・6・ 琥珀色の殺意(1)
6 琥珀色の殺意
「とにかく、歩こう。歩きながら話す。このままここにいては、危険だ」
尚子は立ち上がると、小春丸を促す。
「どこに行くんです?」
「泉だ。ここを真っすぐ進むと、森の中に泉があるという。そこに、しばらく身を潜めていろと言われた」
「言われたって――あの娘にですか?」
「そうだ」
「信用できるんですか?」
返事をする前に、尚子は足を進める。
「あの娘が、私たちを助けてくれた。それだけは事実だ。ならば、それを信じるしかないじゃないか」
「それはそうッスけど……でも、先に娘を助けたのはこっちッスよ? なのに、命の恩人である俺らを売り飛ばすとか、意味わかんないッスよ」
「……」
押し黙った尚子の顔を、小春丸が覗き込む。
「何か知ってるんだったら教えてくださいよ」
「……どうやら私たちは、禁を犯してしまったようだ」
「禁?」
「私たちがあの娘を助けた場所は、禁足地だったそうだ」
「禁足地?」
「いわゆる、聖域だな。この森には犬神が住んでいる。あの村の者たちは、代々、その犬神が生活する領域に、何者か入りこまなように見張っているのだという」
「番犬の村だったんすね」
「そう言うな。その使命と、大上村という名を、村人たちは誇りに思っているようだ」
「ふーん――――でも、俺たちが、禁足地に入ったのは不可抗力じゃ!? あの娘が先に入ってたんすよ!?」
「そうだな」
小春丸がはっとした顔になる。
「――――だから、あの娘は自分たちを助けたっていうんですか?」
「そうかもしれないな」
「…………」
「見ろ、あれじゃないか?」
尚子が進行方向を指差した。
きらきらと、日光を反射した水面が、木々の間から微かにのぞかせていた。
近づくにつれ、その全貌が明らかになる。
「けっこう大きいな」
泉を前に、尚子は呟いた。
泉は直径が二十メートルはあろうか。
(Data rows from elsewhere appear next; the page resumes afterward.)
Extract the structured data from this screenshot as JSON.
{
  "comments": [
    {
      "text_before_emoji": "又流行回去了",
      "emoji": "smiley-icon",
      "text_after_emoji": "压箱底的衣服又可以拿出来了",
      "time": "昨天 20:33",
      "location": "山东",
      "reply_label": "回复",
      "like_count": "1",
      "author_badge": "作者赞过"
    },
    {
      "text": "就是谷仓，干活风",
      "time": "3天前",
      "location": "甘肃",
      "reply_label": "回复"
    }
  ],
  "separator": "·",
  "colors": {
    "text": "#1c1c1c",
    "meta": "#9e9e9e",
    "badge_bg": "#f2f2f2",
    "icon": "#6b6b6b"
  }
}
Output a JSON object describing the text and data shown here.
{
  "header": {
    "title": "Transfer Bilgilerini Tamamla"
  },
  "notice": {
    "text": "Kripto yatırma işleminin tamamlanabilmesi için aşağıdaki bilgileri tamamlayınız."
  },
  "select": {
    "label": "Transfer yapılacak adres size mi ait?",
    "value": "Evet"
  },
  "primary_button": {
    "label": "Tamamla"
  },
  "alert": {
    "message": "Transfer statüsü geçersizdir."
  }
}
森林において、そこだけぽっかりと青空が見えるので、まるで異世界にたどり着いたような明るさを感じた。
水の透明度も高い。
青空が写り込んだ水面を、小魚が泳いで行く。
まるでそこには水が存在しないかのように見えて、思わず手を差し込んでみる。
――冷たい。
手首まで入れてみたが、水底に届く気配はない。案外深いのかもしれない。そう思うと、急に、吸い込まれそうな泉の美しさが怖くなってきた。
「奥にまだ道がありますね」
顔を上げ、小春丸が指差す方を見た。確かに、泉をはさんでちょうど反対側に、けもの道が続いている。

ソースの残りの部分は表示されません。